New method may pave way to effective, targeted cancer treatments

Researchers from the University of Minnesota, Mayo Clinic, and University of Toronto have successfully shown that a new method for targeting mutated cells could create a major breakthrough in a personalized medicine approach to treat cancer.

The team's findings are published in the Oct. 15 issue of Cancer Research, a journal of the American Association of Cancer Research.

The new research discovers susceptible genes in the cancer cells using synthetic lethal interactions-pairs of genes in which mutation in either gene alone causes no damage to the cell, but where mutations in both cause the death of the cell.

"When we discover these interactions in human cells, it can hold the key to effective, targeted cancer treatments," said Professor Chad Myers, the lead researcher and computer science and engineering associate professor in the University of Minnesota's College of Science and Engineering. "Specifically, drugs could be used to target the synthetic lethal interaction partners of cancer-associated genetic mutations. These drugs would then effectively kill cancer cells but spare otherwise identical cells lacking the cancer-related genetic alteration."

Myers and his collaborators used research on yeast genes to find synthetic lethality, and then found genes in humans that were similar in structure and evolutionary origin to the yeast cells. Myers worked with Dr. Dennis Wigle, a practicing thoracic surgical oncologist at Mayo Clinic to test those interactions in human cells.

They found two striking cases where synthetic lethal interactions were similar between yeast and human cells. These interactions involve genes that are frequently mutated in specific types of cancer and provide potential new drug targets for these tumors.

"About 40 percent of yeast genes have homologs in humans, we thought that inferring interactions across species may provide a quick way of getting at these interactions," Myers said. "Given our expertise with the yeast interactions, we developed a strategy for narrowing down the large list of interactions to test, based on sequence similarity between the genes and public databases of genes commonly mutated in cancer as well as other features."

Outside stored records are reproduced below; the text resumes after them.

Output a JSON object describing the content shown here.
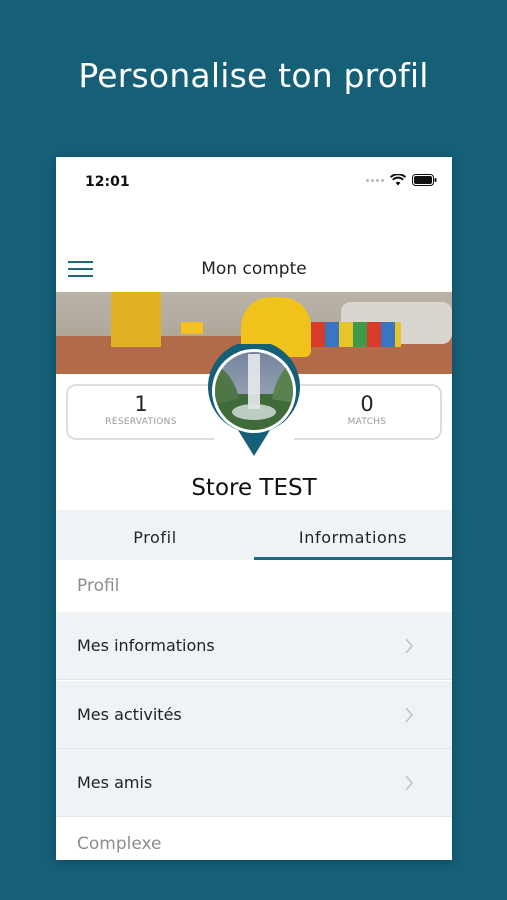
{
  "promo": {
    "title": "Personalise ton profil"
  },
  "status_bar": {
    "time": "12:01"
  },
  "header": {
    "title": "Mon compte",
    "menu_icon": "hamburger-icon"
  },
  "stats": [
    {
      "value": "1",
      "label": "RÉSERVATIONS"
    },
    {
      "value": "0",
      "label": "MATCHS"
    }
  ],
  "profile": {
    "name": "Store TEST"
  },
  "tabs": [
    {
      "label": "Profil",
      "active": false
    },
    {
      "label": "Informations",
      "active": true
    }
  ],
  "sections": [
    {
      "title": "Profil",
      "items": [
        {
          "label": "Mes informations",
          "icon": "chevron-right-icon"
        },
        {
          "label": "Mes activités",
          "icon": "chevron-right-icon"
        },
        {
          "label": "Mes amis",
          "icon": "chevron-right-icon"
        }
      ]
    },
    {
      "title": "Complexe",
      "items": []
    }
  ],
  "colors": {
    "background": "#155f77",
    "accent": "#1d6a80",
    "list_bg": "#f0f3f6",
    "muted_text": "#8d8d8d"
  }
}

Decades of drug discovery research have produced a limited number of targeted therapies for treating cancer. The most commonly used therapies involve delivering high doses of radiation or toxic chemicals to the patient, which can help to suppress tumor growth but also cause substantial damage to normal tissue.

"The strategy of using synthetic lethal interactions to identify drug targets, particularly for 'undruggable' cancer genes is an attractive alternative method for drug target discovery," said Wigle. "This technology is an important means to fully leverage information from sequencing projects for clinical application."